Bilateral trade relations between Asia’s two economic superpowers have once again exceeded expectations. According to statistics released recently by the two countries, India-China bilateral trade reached US$61.7 billion, exceeding the trade target of US$60billion by 2010. The next bilateral trade target has already been set at US$100 billion by 2015.
Rising Indian imports led by Chinese machinery touched US$40.8 billion, while Chinese imports from India, mostly driven by cotton and iron ore amounted to half that – US$20.8 billion during 2010, leaving a record trade imbalance of US$20 billion in China’s favour.

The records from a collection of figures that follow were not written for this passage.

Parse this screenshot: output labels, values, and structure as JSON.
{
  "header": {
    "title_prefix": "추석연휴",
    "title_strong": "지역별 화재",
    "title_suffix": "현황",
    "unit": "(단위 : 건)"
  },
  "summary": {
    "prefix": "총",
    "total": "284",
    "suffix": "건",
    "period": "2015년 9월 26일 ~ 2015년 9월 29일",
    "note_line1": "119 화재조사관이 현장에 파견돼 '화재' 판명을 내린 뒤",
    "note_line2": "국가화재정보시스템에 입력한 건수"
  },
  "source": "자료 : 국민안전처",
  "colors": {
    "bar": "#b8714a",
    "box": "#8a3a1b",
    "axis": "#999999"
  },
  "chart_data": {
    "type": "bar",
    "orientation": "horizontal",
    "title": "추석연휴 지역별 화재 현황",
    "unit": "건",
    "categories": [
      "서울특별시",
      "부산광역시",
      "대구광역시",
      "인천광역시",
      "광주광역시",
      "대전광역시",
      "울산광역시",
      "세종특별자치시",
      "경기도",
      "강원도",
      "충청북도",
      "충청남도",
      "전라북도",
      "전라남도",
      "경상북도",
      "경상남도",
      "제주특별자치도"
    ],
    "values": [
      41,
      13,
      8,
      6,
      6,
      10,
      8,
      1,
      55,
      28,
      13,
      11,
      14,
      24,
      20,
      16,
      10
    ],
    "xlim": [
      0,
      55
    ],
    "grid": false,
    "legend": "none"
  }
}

As bilateral trade booms an optimistic sector worth looking into would be the pharmaceutical space especially with China set to accelerate a US$2-billion reform in its healthcare sector in coming months. Officials from China’s State Food and Drug Administration led by Mr. Zhang Mao, Vice Minister of Health recently visited India and met health ministry officials as well as executives from pharmaceutical and drug manufacturing companies as well as people involved in rural healthcare and health policy planning. A reciprocal delegation of Indian pharmaceutical companies is scheduled to visit China in March.
While China is strides ahead in administering rural healthcare and healthcare administration in urban and rural centers, collaborations with low-cost drug manufacturers is a massive opportunity between the two countries. Drugs for foreign diseases such as cancer and Aids are extremely expensive in China, sometimes four times the price, thereby rendered unattainable for China’s masses. Lastly with an ageing population, India’s role in low cost drug manufacture is vital for China to sustain a competitive healthcare regime. Moreover, both governments have been actively working together to ensure smooth trade and collaborations between the two countries in the pharmaceutical space.